2.2. Het op ambtseed onderscheidenlijk ambtsbelofte door inspecteurs van de Arbeidsinspectie opgemaakte boeterapport van 27 januari 2006 (hierna: het boeterapport) houdt in dat de vreemdelingen, beiden van Poolse nationaliteit, op 31 mei 2005 werkzaamheden hebben verricht op de bouwlocatie Hoge Snelheids Lijn site 4, Zuidzijde brug Hollandsdiep, te Moerdijk, terwijl hiervoor geen tewerkstellingsvergunningen waren afgegeven. Verder houdt het boeterapport in dat [wederpartij] de werkzaamheden op de bouwlocatie heeft uitbesteed aan [aannemingsmaatschappij], gevestigd te [plaats], die op haar beurt een gedeelte van de te verrichten werkzaamheden heeft uitbesteed aan [V.O.F.], gevestigd te [plaats], voor welk bedrijf de vreemdelingen werkzaam waren.

2.3. De minister betoogt dat, samengevat weergegeven, de rechtbank ten onrechte heeft overwogen dat niet op voorhand valt uit te sluiten dat [V.O.F.]- via [aannemingsmaatschappij] - personeel aan [wederpartij] heeft geleverd in het kader van grensoverschrijdende dienstverlening en dat de minister derhalve nader onderzoek had dienen te verrichten naar [V.O.F.]en de vreemdelingen.
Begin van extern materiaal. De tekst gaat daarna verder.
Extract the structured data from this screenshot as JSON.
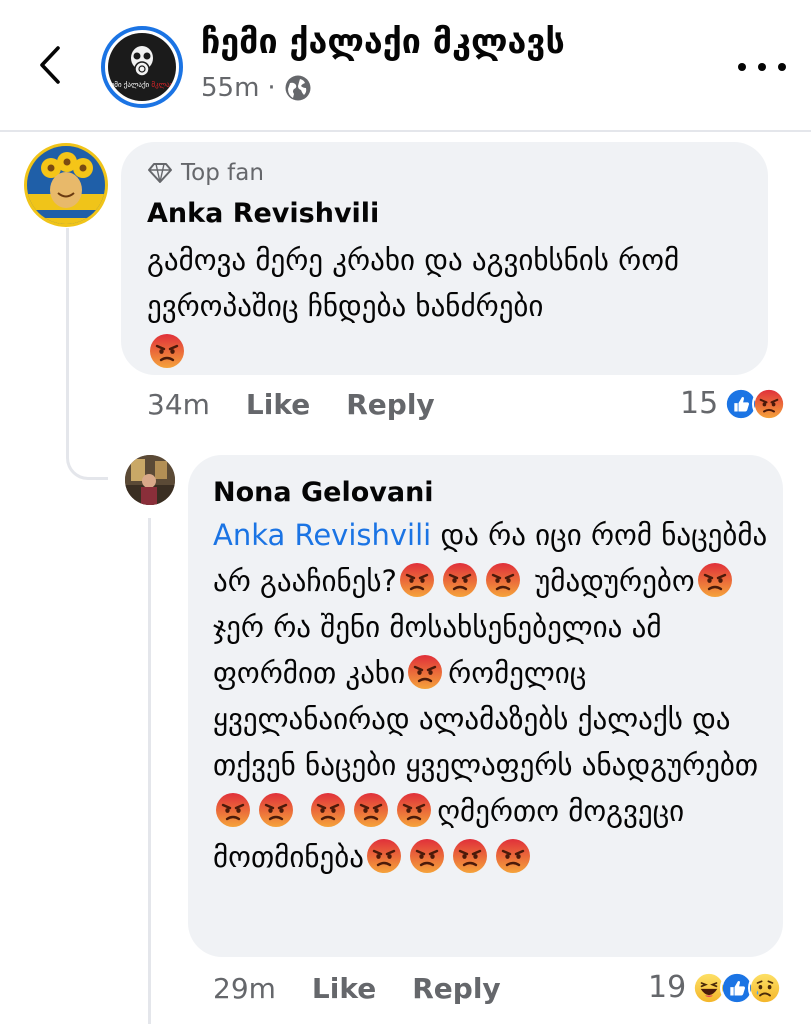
{
  "header": {
    "page_name": "ჩემი ქალაქი მკლავს",
    "time": "55m",
    "separator": "·",
    "privacy_icon": "globe-icon",
    "avatar_text_white": "ჩემი ქალაქი",
    "avatar_text_red": "მკლავს"
  },
  "comments": [
    {
      "badge": "Top fan",
      "badge_icon": "diamond-icon",
      "author": "Anka Revishvili",
      "text": "გამოვა მერე კრახი და აგვიხსნის რომ ევროპაშიც ჩნდება ხანძრები",
      "time": "34m",
      "like_label": "Like",
      "reply_label": "Reply",
      "reaction_count": "15",
      "reactions": [
        "like",
        "angry"
      ]
    },
    {
      "author": "Nona Gelovani",
      "mention": "Anka Revishvili",
      "text_parts": [
        "და რა იცი რომ ნაცებმა არ გააჩინეს?",
        "უმადურებო",
        "ჯერ რა შენი მოსახსენებელია ამ ფორმით კახი",
        "რომელიც ყველანაირად ალამაზებს ქალაქს და თქვენ ნაცები ყველაფერს ანადგურებთ",
        "ღმერთო მოგვეცი მოთმინება"
      ],
      "time": "29m",
      "like_label": "Like",
      "reply_label": "Reply",
      "reaction_count": "19",
      "reactions": [
        "haha",
        "like",
        "sad"
      ]
    }
  ],
  "colors": {
    "accent": "#1b74e4",
    "bubble": "#f0f2f5",
    "secondary_text": "#65676b",
    "angry": "#f0582a"
  }
}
2.3.1. Ingevolge artikel 1, derde lid, aanhef en onder a, van Richtlijn 96/71/EG is sprake van grensoverschrijdende aanneming van werk indien een onderneming met zijn eigen werknemers in een andere lidstaat werkt ter uitvoering van overeengekomen diensten met een derde.
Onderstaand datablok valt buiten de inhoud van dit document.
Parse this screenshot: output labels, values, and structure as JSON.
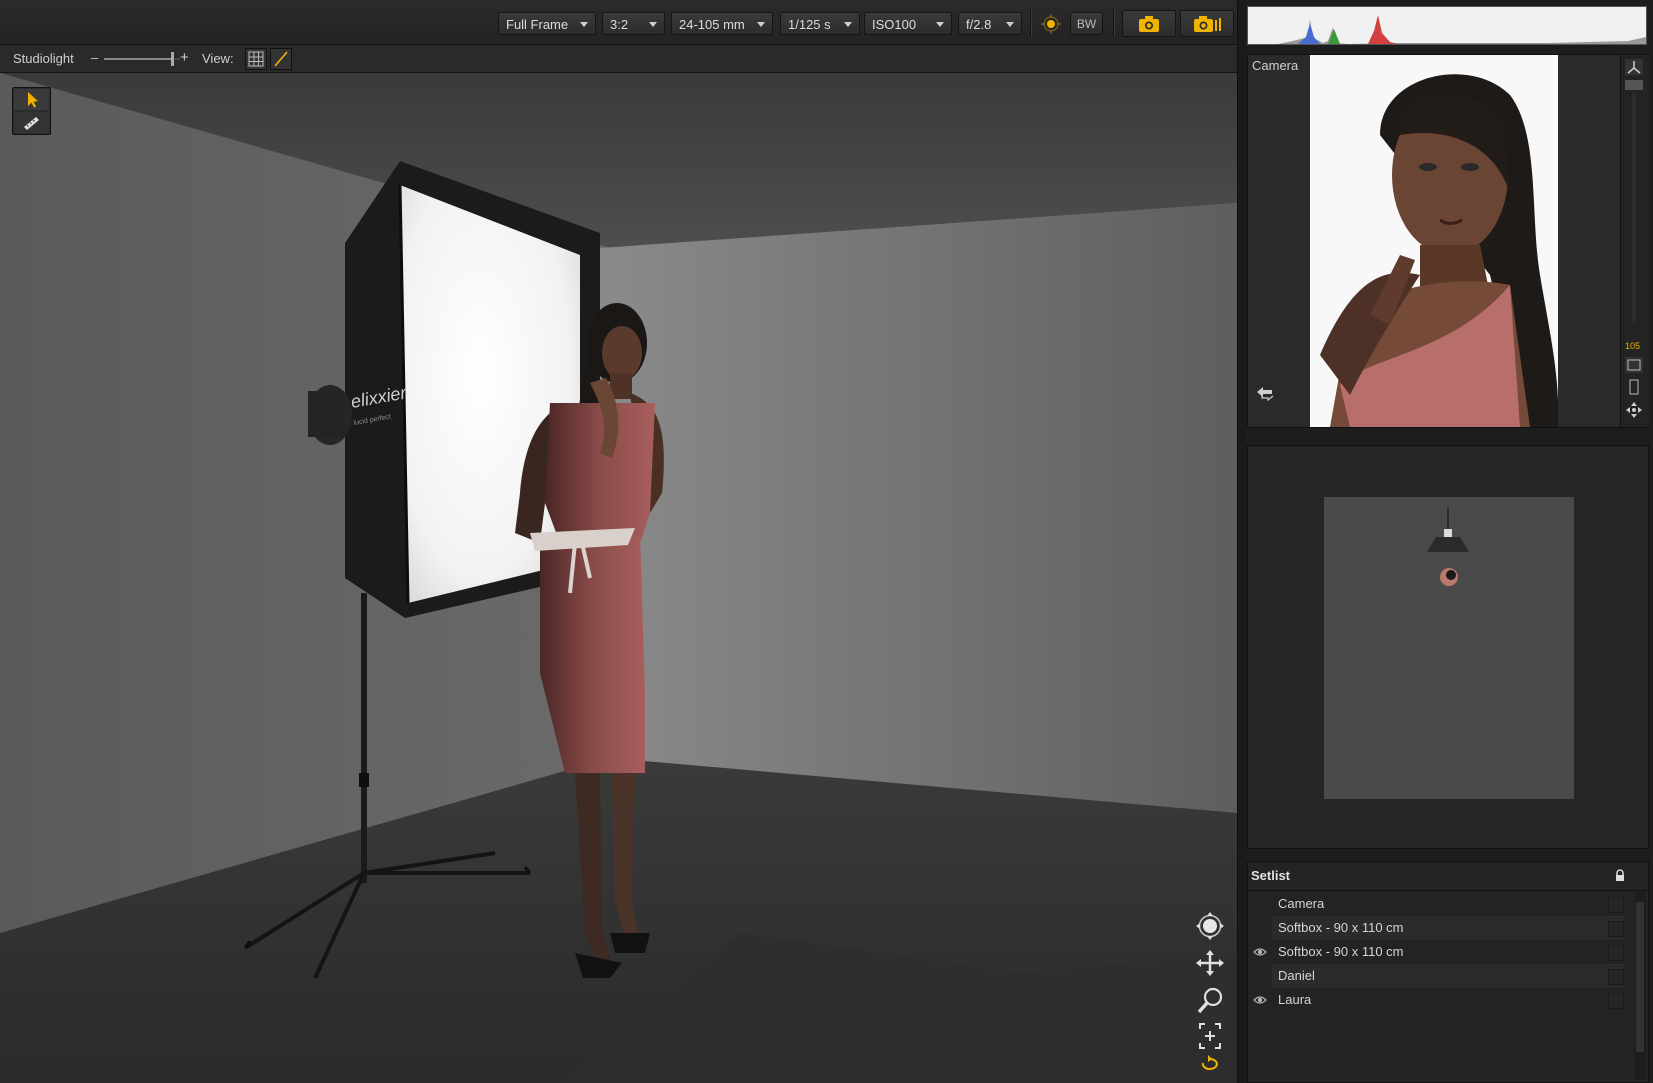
{
  "toolbar": {
    "sensor": "Full Frame",
    "aspect": "3:2",
    "lens": "24-105 mm",
    "shutter": "1/125 s",
    "iso": "ISO100",
    "aperture": "f/2.8",
    "bw_label": "BW",
    "icons": [
      "light-sun-icon",
      "camera-icon",
      "camera-series-icon"
    ]
  },
  "subbar": {
    "studiolight_label": "Studiolight",
    "minus": "–",
    "plus": "+",
    "studiolight_level": 0.9,
    "view_label": "View:"
  },
  "viewport": {
    "softbox_brand": "elixxier",
    "softbox_tagline": "lucid perfect",
    "tools": [
      "pointer-icon",
      "ruler-icon"
    ],
    "nav_icons": [
      "orbit-icon",
      "pan-icon",
      "zoom-icon",
      "fit-icon",
      "reset-icon"
    ]
  },
  "camera_panel": {
    "title": "Camera",
    "zoom_value": "105"
  },
  "setlist": {
    "title": "Setlist",
    "items": [
      {
        "label": "Camera",
        "visible": false
      },
      {
        "label": "Softbox - 90 x 110 cm",
        "visible": false
      },
      {
        "label": "Softbox - 90 x 110 cm",
        "visible": true
      },
      {
        "label": "Daniel",
        "visible": false
      },
      {
        "label": "Laura",
        "visible": true
      }
    ]
  },
  "colors": {
    "accent": "#f0b400",
    "dress": "#a85f5c",
    "panel": "#2a2a2a"
  }
}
Reeds omdat [V.O.F.] blijkens het door [wederpartij] in bezwaar overgelegde uittreksel uit het handelsregister van de Kamer van Koophandel ten tijde van belang in Nederland was gevestigd, is in dit geval geen sprake van grensoverschrijdende dienstverlening waarvoor op de voet van artikel 1e, eerste lid, van het Besluit geen tewerkstellingsvergunningplicht geldt. De rechtbank heeft dit niet onderkend.

Het betoog slaagt.

2.4. Het hoger beroep is reeds hierom gegrond. De uitspraak dient te worden vernietigd, voor zover aangevallen. Hetgeen voor het overige tegen de aangevallen uitspraak is aangevoerd, behoeft geen bespreking. Doende hetgeen de rechtbank zou behoren te doen, zal het besluit van 2 oktober 2007, voor zover daarbij de aan [wederpartij] voor de tewerkstelling van de vreemdelingen opgelegde boete is gehandhaafd, worden getoetst in het licht van de daartegen in eerste aanleg voorgedragen beroepsgronden, in zoverre daarop, na hetgeen hiervoor is overwogen, nog moet worden beslist.
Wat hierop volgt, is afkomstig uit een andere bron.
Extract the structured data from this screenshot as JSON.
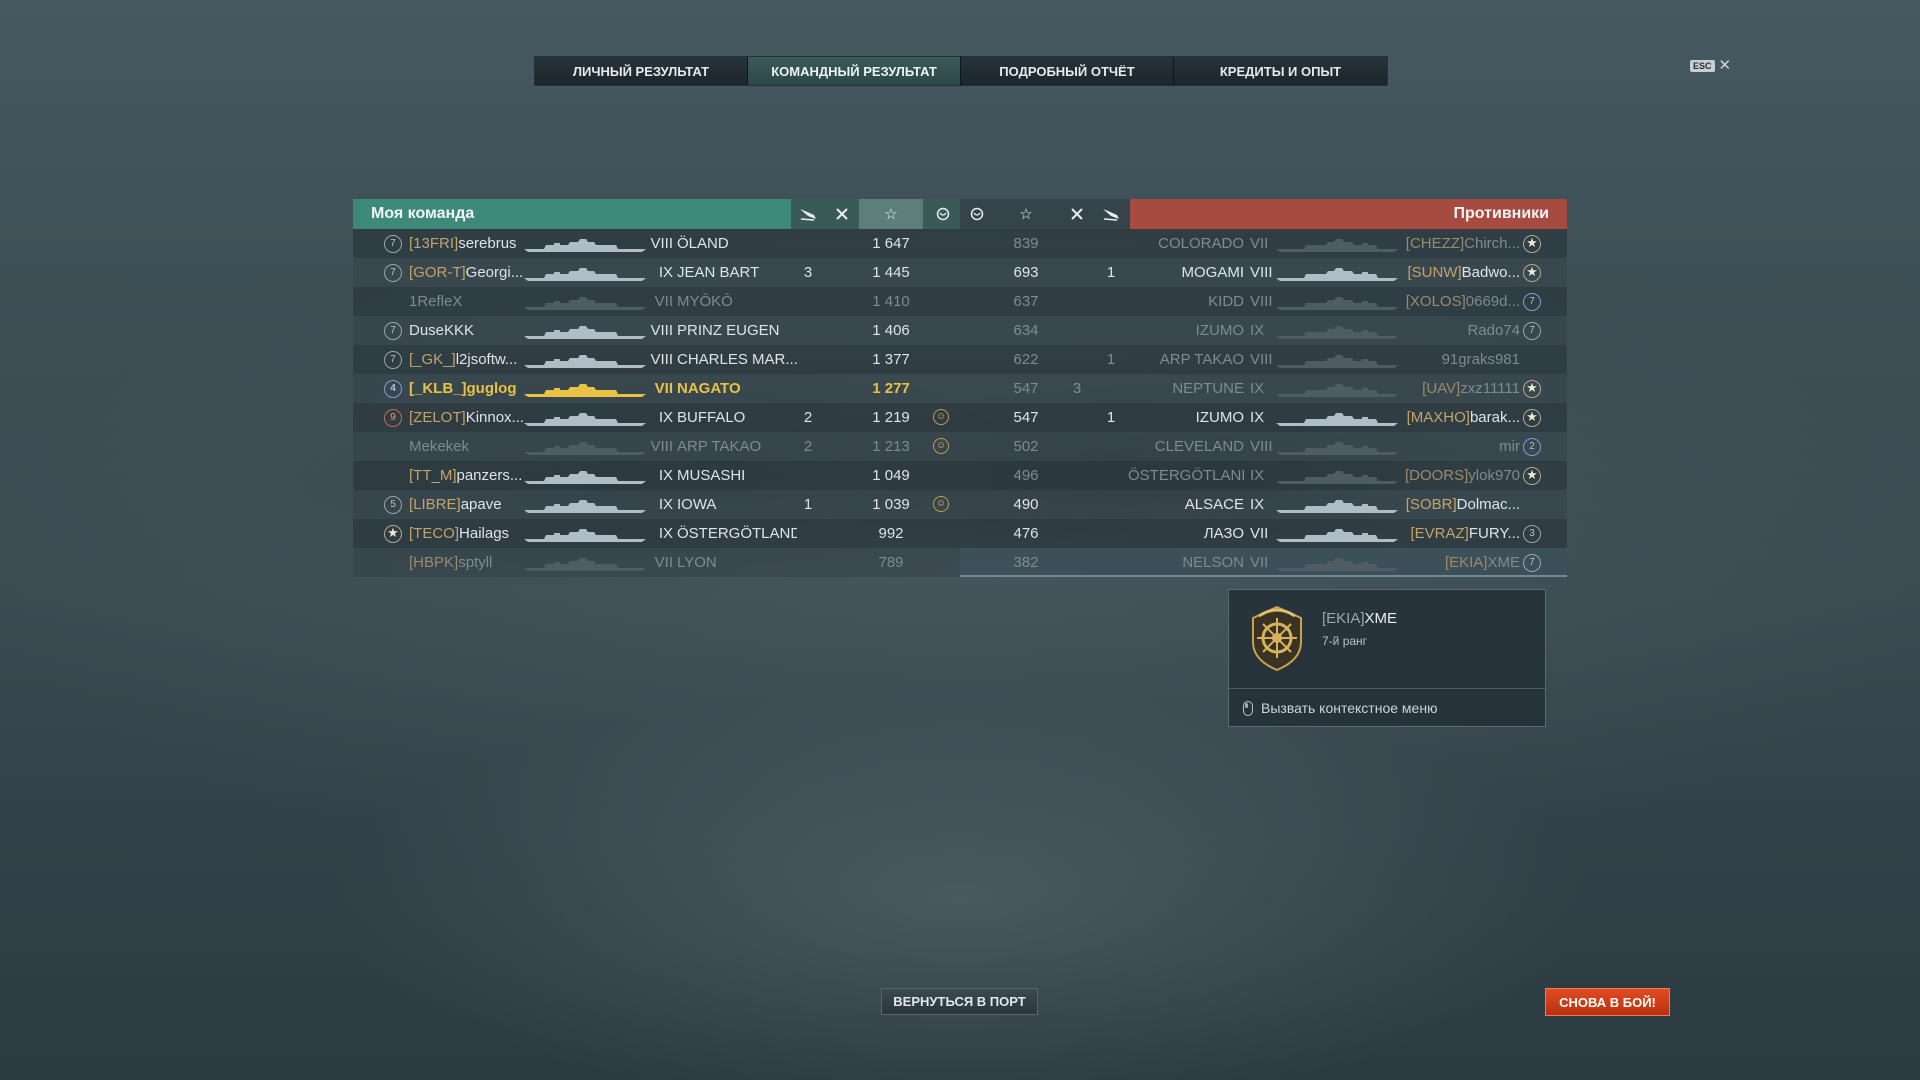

2.5. [wederpartij] betoogt tevergeefs dat, gelet op de sinds 1 mei 2007 gewijzigde positie voor onder meer Polen, artikel 1, tweede lid, van het Wetboek van Strafrecht en artikel 15, eerste lid, derde volzin, van het Internationaal Verdrag inzake burgerrechten en politieke rechten, er aan in de weg staan dat de boete onverkort wordt gehandhaafd.

Op 31 mei 2005, de datum waarop de overtredingen zijn geconstateerd, was voor het verrichten van arbeid in Nederland door personen van Poolse nationaliteit een tewerkstellingsvergunning vereist. Dat zulks thans niet meer het geval is, is, zoals de Afdeling eerder heeft overwogen (onder meer in de uitspraak van 2 april 2008 in zaak nr. 200704321/1), gelegen in de omstandigheid dat het vereiste uit hoofde van het overgangsregime dat is neergelegd in Bijlage XII Lijst bedoeld in artikel 24 van de Toetredingsakte: Polen, slechts een tijdelijk karakter had, niet omdat het inzicht van de wetgever over de strafwaardigheid van de geconstateerde overtreding is gewijzigd.

Dat de voorzieningenrechter van de rechtbank Arnhem bij uitspraak van 2 augustus 2007 in zaak nr. AWB 07/2076 heeft overwogen dat niet is uit te sluiten dat het vervallen van het voorbehoud berust op gewijzigd inzicht van de wetgever over de strafwaardigheid van het feit, kan er, gelet op de jurisprudentie van de Afdeling, niet toe leiden dat het betoog van [wederpartij] slaagt. Er bestaat derhalve geen grond voor het oordeel dat de boete in strijd met voormelde bepalingen is opgelegd.

2.6. Ook het betoog van [wederpartij] dat zij niet kan worden beboet voor dezelfde overtreding als die waarvoor [aannemingsmaatschappij] is beboet, faalt. Zoals de Afdeling eerder heeft overwogen (uitspraak van 21 maart 2007 in zaak nr. 200606955/1) kunnen ingevolge artikel 1, eerste lid, aanhef, onderdeel b, onder 1˚, van de Wav, verschillende werkgevers dezelfde vreemdeling arbeid laten verrichten en kan aan elk van hen, ingevolge artikel 2, in samenhang met de artikelen 18 en 19a, eerste lid, van de Wav, een boete worden opgelegd, indien geen van hen over een tewerkstellingsvergunning beschikt. Voor zover [wederpartij] betoogt dat dit in strijd is met het 'ne bis in idem' beginsel, faalt dit betoog reeds omdat dit beginsel niet op twee verschillende overtreders betrekking heeft. Het betoog van [wederpartij] dat sprake is van een ongeoorloofde samenloop van sancties, kan evenmin slagen, reeds omdat in dit geval uitsluitend een boete wegens overtreding van artikel 2, eerste lid, van de Wav aan haar is opgelegd.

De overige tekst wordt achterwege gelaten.